Although trains can, carry more passengers than cars, they are also far heavier and thus require more electricity to move. While a Tesla Model 3 weighs around 4,000 pounds, the new Los Angeles Metro Series 7000 passenger train cars weigh 85,000 pounds and an Amtrak train car weighs around 110,000 pounds. When train cars are full, those higher weights are spread over a large number of passengers resulting in less energy usage per passenger mile. But trains often run well below capacity during off-peak hours, near the terminus of any given line and, of course, during a pandemic.

If the coronavirus pandemic and social distancing continue into 2021, as seems very likely, mass transit ridership patterns may become permanently disrupted. For some, working remotely from home is becoming normalized, Zoom calls have replaced in-person meetings, and some families are relocating out of state.

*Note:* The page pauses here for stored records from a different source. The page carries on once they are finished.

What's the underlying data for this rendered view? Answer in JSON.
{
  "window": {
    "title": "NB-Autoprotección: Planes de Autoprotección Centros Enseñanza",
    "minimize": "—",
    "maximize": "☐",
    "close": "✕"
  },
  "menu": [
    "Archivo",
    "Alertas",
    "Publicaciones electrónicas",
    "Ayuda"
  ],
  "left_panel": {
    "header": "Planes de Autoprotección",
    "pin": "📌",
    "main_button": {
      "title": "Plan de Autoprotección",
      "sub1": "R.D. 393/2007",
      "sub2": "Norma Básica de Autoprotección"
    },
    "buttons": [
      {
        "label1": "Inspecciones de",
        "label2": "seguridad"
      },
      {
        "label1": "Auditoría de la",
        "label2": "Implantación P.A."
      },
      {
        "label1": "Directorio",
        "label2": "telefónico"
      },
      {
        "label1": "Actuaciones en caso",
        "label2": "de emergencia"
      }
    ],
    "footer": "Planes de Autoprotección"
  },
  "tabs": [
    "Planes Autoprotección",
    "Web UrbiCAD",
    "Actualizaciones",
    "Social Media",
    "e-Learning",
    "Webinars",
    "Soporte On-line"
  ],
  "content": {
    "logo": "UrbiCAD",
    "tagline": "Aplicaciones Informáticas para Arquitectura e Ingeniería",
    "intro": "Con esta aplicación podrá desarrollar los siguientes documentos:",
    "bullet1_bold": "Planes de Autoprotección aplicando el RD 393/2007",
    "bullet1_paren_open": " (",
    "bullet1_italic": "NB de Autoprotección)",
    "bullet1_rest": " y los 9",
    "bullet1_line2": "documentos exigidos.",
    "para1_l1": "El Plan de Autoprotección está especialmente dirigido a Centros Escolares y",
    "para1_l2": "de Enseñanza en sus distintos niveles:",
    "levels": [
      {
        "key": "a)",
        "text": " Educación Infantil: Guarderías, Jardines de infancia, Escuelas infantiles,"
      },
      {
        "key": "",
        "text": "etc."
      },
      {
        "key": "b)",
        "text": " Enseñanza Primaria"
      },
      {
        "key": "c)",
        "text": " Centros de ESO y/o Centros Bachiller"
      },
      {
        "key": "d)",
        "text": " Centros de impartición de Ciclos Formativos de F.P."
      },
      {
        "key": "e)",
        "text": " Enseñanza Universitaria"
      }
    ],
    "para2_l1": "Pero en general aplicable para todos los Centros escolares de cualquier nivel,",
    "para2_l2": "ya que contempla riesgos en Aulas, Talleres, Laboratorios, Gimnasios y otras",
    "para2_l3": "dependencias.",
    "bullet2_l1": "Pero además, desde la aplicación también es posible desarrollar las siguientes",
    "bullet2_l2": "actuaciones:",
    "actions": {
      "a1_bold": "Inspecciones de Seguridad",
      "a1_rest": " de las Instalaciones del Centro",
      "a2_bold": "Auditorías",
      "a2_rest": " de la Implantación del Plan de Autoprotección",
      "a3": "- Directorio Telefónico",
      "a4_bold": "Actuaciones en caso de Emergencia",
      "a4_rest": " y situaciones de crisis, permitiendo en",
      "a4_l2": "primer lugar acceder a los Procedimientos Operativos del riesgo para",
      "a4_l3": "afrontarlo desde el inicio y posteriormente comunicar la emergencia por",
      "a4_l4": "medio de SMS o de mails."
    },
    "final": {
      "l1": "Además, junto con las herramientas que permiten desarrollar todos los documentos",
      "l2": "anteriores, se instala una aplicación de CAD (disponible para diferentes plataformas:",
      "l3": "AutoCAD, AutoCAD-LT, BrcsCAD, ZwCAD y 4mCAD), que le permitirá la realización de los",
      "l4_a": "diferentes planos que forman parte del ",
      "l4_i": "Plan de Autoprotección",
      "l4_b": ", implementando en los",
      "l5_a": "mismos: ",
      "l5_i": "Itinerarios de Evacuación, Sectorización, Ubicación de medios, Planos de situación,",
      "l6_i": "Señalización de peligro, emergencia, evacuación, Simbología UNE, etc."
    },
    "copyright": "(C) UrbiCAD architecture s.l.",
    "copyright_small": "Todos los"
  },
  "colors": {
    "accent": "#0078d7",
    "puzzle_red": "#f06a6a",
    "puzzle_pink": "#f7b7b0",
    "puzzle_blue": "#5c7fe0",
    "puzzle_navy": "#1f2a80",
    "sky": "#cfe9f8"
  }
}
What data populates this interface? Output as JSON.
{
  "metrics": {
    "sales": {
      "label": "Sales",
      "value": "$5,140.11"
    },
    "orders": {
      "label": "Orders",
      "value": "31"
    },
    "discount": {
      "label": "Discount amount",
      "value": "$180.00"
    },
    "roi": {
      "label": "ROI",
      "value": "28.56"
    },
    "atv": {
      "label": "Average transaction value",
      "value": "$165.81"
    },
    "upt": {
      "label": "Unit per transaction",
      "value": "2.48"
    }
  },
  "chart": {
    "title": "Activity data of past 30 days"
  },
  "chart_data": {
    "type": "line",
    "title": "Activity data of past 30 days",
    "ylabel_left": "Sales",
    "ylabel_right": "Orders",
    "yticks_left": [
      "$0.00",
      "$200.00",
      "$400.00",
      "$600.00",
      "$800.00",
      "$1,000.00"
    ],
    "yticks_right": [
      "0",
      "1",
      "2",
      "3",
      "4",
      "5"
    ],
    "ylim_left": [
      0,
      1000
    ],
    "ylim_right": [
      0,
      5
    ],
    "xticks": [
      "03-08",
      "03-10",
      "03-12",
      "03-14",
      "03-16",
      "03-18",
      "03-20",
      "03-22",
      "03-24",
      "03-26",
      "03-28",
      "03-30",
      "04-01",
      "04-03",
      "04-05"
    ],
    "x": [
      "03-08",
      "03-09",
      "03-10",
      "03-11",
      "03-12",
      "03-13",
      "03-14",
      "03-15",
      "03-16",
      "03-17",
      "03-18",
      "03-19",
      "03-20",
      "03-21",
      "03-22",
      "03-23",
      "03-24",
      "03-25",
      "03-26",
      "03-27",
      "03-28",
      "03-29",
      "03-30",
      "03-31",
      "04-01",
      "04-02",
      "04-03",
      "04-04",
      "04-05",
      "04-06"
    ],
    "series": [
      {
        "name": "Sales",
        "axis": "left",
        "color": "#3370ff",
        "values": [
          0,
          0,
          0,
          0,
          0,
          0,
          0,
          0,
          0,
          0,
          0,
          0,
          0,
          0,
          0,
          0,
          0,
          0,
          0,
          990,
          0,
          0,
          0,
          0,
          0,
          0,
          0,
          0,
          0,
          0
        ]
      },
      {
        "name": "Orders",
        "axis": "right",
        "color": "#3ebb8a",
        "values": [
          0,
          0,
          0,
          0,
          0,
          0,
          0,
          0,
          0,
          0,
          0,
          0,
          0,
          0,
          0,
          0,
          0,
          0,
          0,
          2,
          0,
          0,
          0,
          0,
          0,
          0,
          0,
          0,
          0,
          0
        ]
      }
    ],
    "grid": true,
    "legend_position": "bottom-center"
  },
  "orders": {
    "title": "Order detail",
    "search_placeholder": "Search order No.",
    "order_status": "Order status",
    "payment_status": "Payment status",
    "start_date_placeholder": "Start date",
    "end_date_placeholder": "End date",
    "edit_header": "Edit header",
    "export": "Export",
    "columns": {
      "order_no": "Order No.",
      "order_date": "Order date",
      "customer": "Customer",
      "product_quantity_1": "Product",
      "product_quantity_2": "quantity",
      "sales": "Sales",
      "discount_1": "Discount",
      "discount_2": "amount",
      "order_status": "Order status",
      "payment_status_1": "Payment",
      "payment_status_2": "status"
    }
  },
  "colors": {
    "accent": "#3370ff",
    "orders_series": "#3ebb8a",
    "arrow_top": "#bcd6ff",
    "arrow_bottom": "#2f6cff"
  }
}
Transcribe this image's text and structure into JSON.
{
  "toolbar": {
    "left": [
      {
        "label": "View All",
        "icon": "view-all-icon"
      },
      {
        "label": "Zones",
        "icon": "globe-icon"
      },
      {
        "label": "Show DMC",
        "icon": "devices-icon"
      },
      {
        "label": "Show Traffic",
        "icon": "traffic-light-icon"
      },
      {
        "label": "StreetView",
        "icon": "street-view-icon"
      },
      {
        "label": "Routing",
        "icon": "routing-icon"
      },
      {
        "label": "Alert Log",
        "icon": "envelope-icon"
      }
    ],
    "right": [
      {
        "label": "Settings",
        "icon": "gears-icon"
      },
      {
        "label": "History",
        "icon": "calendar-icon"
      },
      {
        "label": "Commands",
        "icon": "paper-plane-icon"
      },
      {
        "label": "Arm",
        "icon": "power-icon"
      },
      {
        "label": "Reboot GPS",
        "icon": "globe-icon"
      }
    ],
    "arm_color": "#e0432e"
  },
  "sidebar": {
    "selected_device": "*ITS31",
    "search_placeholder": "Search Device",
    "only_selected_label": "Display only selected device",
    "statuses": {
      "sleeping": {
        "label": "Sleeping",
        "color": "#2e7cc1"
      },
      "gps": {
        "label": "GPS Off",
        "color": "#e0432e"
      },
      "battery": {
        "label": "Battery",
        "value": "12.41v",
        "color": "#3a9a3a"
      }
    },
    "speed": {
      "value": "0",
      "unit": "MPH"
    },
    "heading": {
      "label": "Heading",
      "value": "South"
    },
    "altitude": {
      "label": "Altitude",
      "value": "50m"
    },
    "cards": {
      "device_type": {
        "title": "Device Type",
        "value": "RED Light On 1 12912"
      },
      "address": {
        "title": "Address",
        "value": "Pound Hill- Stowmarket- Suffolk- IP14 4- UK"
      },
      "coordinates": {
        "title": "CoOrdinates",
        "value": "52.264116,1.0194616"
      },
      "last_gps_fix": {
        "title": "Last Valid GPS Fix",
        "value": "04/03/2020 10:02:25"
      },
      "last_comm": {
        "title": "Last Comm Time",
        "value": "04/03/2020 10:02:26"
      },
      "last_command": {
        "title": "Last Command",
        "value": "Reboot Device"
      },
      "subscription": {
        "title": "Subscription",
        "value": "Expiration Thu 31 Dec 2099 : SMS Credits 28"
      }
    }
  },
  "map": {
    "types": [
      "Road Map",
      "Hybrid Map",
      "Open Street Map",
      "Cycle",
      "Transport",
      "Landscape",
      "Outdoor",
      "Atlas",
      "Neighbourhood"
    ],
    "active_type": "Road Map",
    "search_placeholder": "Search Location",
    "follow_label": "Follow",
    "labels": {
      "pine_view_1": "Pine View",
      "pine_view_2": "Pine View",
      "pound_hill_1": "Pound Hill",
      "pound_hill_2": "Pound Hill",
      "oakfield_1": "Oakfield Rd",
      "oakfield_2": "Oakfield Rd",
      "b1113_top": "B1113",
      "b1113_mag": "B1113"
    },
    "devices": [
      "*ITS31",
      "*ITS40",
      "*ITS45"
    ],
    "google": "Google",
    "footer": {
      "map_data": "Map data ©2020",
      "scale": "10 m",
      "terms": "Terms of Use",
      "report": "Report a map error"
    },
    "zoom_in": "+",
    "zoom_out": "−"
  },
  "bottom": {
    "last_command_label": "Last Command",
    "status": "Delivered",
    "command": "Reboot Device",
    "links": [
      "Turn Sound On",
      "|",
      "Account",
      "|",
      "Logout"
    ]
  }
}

These trends may mean less commuter and inter-city rail usage going forward. As mass transit system operators try to maintain service levels —for fear that insufficient departure frequencies would further reduce ridership— train occupancy may remain lower than pre-pandemic levels.

Potentially lower ridership and a more rapid switch to zero emission cars also further undermine the already weak case for California’s high-speed rail project. The California High-Speed Rail Authority’s (CHSRA) latest draft business plan calls for the delayed project’s service to now start by 2028 or 2029, just six or seven years before the governor’s gasoline-powered car phase-out. And if high-speed rail service ever starts, it would only connect Bakersfield, Fresno, and Merced at that time. Those Central Valley locations are car-oriented cities with much lower populations than major urban areas, like San Francisco, San Jose and Los Angeles.

The high-speed rail business plan assumes that a Bay Area connection would be built and added in 2031 and service to Los Angeles would start in 2033. But funding sources for those costly extensions have not been secured or identified. If the additions occur on schedule, the High-Speed Rail Authority projects carbon emission savings of 75,000 metric tons in the year 2029, 320,000 metric tons of savings in 2032, and 1,229,000 metric tons of savings in 2035—based on its medium ridership scenario.

These savings represent a tiny fraction of the 424.1 million metric tons of greenhouse gas emissions California generated in 2017 and may not even offset the large volume of carbon emissions generated during the train’s construction phases.

But even these projected emissions savings are based on aggressive, pre-pandemic ridership forecasts and do not take into account Gov. Newsom’s new electric vehicle policy. Under its medium ridership scenario, the High-Speed Rail Authority says it expects 32 million passengers to board its trains in 2035, a likely overly optimistic figure that is roughly equivalent to Amtrak’s nationwide ridership in 2019.

When translating these ridership levels to projected emission reductions, the CHSRA used electrical vehicle penetration projections from the US Energy Information Administration’s (EIA) 2019 Annual Energy Outlook.  In that report, the EIA forecast gasoline-powered vehicles would still account for 75 percent of new auto sales as late as 2050, which is a far cry from the zero percent that Gov. Newsom’s executive order intends to achieve. So, if California does intend to eliminate the use of petroleum for passenger transport sooner rather than later, high-speed rail’s carbon emission saving projections will have to be reduced dramatically as well.

Replacing the internal combustion engine by 2035 is a very ambitious goal. To achieve it, the Newsom administration is going to need to consider how the policy would impact other plans. The state would be wise to scale back its ambitions to build out its high-speed rail system that would have minimal impact on greenhouse gas emissions and instead focus on how to equitably finance California’s roads without gas tax revenues.